Posted October 20, 2008 by J. Gerald Hebert
Campaign Justice?
The following entry appeared on The Hill's Congress Blog today.
Six weeks ago, the Justice Department invited my organization and a number of other groups to a meeting to discuss law enforcement priorities during this election season. We were surprised to be ushered into an auditorium where we were addressed by U.S. Attorney General Michael Mukasey who finished his remarks and promptly left for a press conference elsewhere at DOJ to tout his meeting with our organizations. The format was not conducive to any meaningful discussion of the issues and largely proved to be a wasted opportunity for a healthy dialogue. Despite the fact that our organizations were seemingly utilized as props, the meeting did produce a statement from Attorney General Mukasey that the Department was committed to making election protection its highest priority.
Despite these assurances, neither Mukasey nor any other high ranking official at DOJ has issued any kind of statement affirming DOJ’s intention to investigate and enforce the federal civil rights statutes that prohibit minority voter suppression schemes, such as racially motivated caging and voter intimidation. On October 26, two weeks ago, numerous civil rights groups and other organizations like the Campaign Legal Center met with Acting Assistant Attorney General Grace Chung Becker urging that such a statement be issued. I personally attended that meeting and felt afterwards that Ms. Becker was genuinely supportive of the Department issuing such a pronouncement. She promised to look into it immediately. Maybe she did so and got the cold shoulder.
In any event, since that time, the only statement coming out of DOJ was an FBI leak that the Department had opened a voter fraud investigation of the community group ACORN. Such a leak not only violates Department policy, but the mere public acknowledgement of any investigation of voter fraud is itself at odds with DOJ Federal Prosecution of Election offenses policy: “[I]n most cases voters should not be interviewed, or other voter-related investigation done, until after the election is over. Such overt investigative steps may chill legitimate voting activities. They are also likely to be perceived by voters and candidates as an intrusion into the election. Indeed, the fact of a federal criminal investigation may itself become an issue in the election.”

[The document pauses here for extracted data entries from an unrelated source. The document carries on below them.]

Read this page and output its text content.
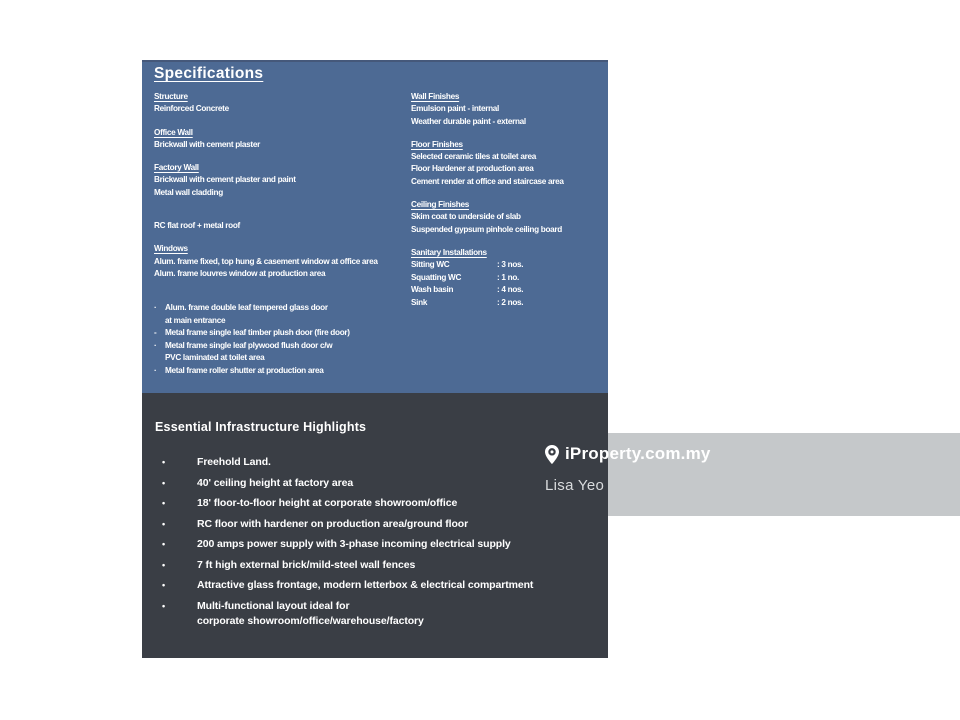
Specifications
Structure
Reinforced Concrete
Office Wall
Brickwall with cement plaster
Factory Wall
Brickwall with cement plaster and paint
Metal wall cladding
RC flat roof + metal roof
Windows
Alum. frame fixed, top hung & casement window at office area
Alum. frame louvres window at production area
·	Alum. frame double leaf tempered glass door
at main entrance
-	Metal frame single leaf timber plush door (fire door)
·	Metal frame single leaf plywood flush door c/w
PVC laminated at toilet area
·	Metal frame roller shutter at production area
Wall Finishes
Emulsion paint - internal
Weather durable paint - external
Floor Finishes
Selected ceramic tiles at toilet area
Floor Hardener at production area
Cement render at office and staircase area
Ceiling Finishes
Skim coat to underside of slab
Suspended gypsum pinhole ceiling board
Sanitary Installations
Sitting WC	: 3 nos.
Squatting WC	: 1 no.
Wash basin	: 4 nos.
Sink	: 2 nos.
Essential Infrastructure Highlights
•	Freehold Land.
•	40' ceiling height at factory area
•	18' floor-to-floor height at corporate showroom/office
•	RC floor with hardener on production area/ground floor
•	200 amps power supply with 3-phase incoming electrical supply
•	7 ft high external brick/mild-steel wall fences
•	Attractive glass frontage, modern letterbox & electrical compartment
•	Multi-functional layout ideal for
corporate showroom/office/warehouse/factory
iProperty.com.my
Lisa Yeo
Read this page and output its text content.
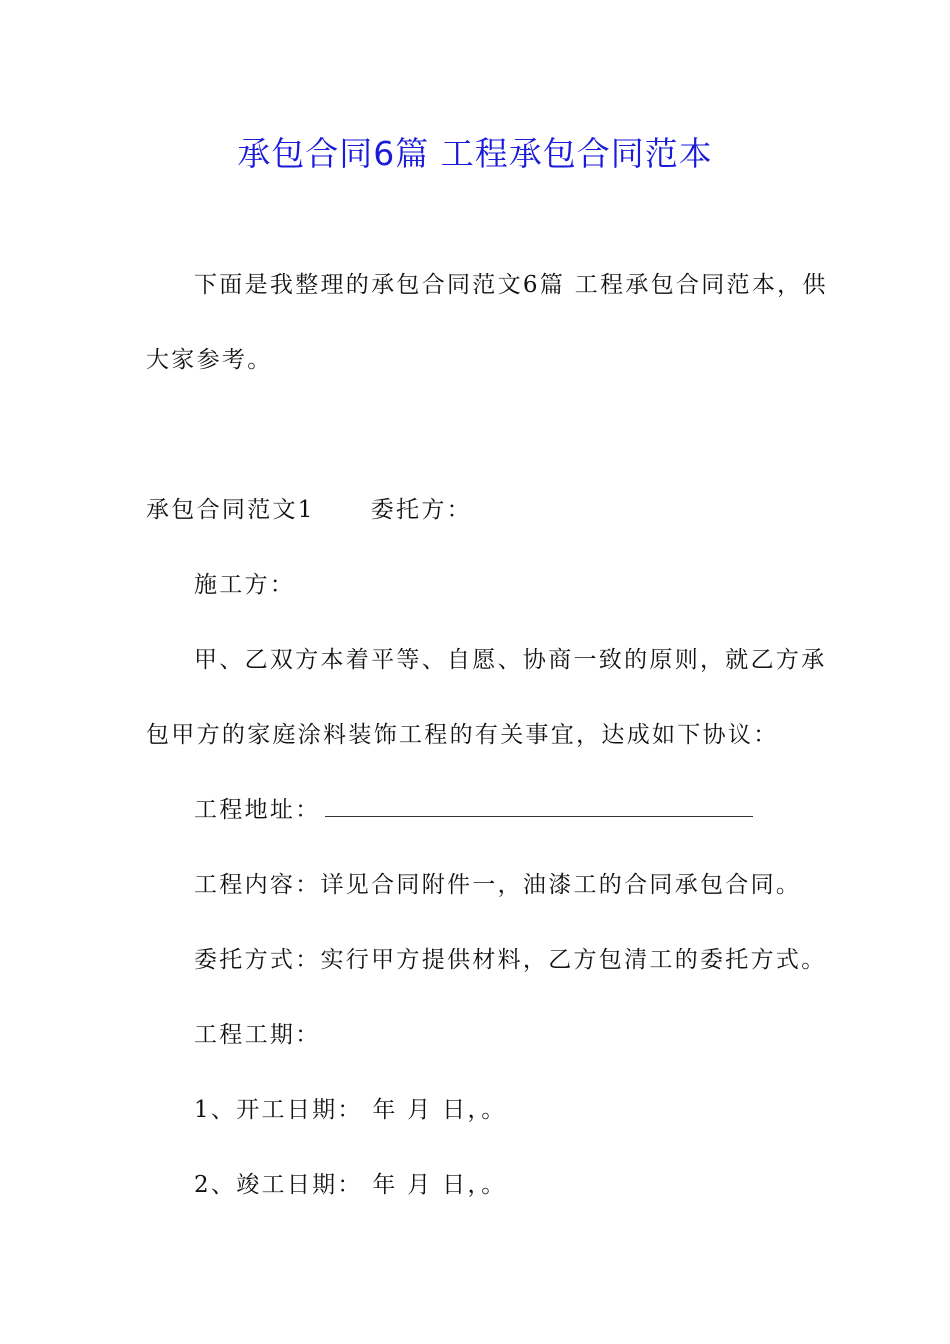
承包合同6篇 工程承包合同范本
下面是我整理的承包合同范文6篇 工程承包合同范本，供
大家参考。
承包合同范文1 委托方：
施工方：
甲、乙双方本着平等、自愿、协商一致的原则，就乙方承
包甲方的家庭涂料装饰工程的有关事宜，达成如下协议：
工程地址：
工程内容：详见合同附件一，油漆工的合同承包合同。
委托方式：实行甲方提供材料，乙方包清工的委托方式。
工程工期：
1、开工日期： 年 月 日，。
2、竣工日期： 年 月 日，。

Time is running out on AG Mukasey and other Department officials to make clear that the partisan abuses at DOJ that marked their 2004 and 2006 activities around Election Day are over. Their failure to issue any public statement that they will aggressively investigate and prosecute voter intimidation and vote suppression schemes that surface in the upcoming election is deeply disappointing. With the election now just two weeks away, late last week the Campaign Legal Center and many other organizations sent a letter (http://www.campaignlegalcenter.org/press-3422.html) to AG Mukasey urging him to act immediately to protect voters from discriminatory interference in their right to participate in this election. Silence about protecting the right to vote is simply not acceptable.
J. Gerald Hebert is Executive Director of the Campaign Legal Center. He spent more than two decades in the Voting Section of the U.S. Department of Justice's Civil Rights Division.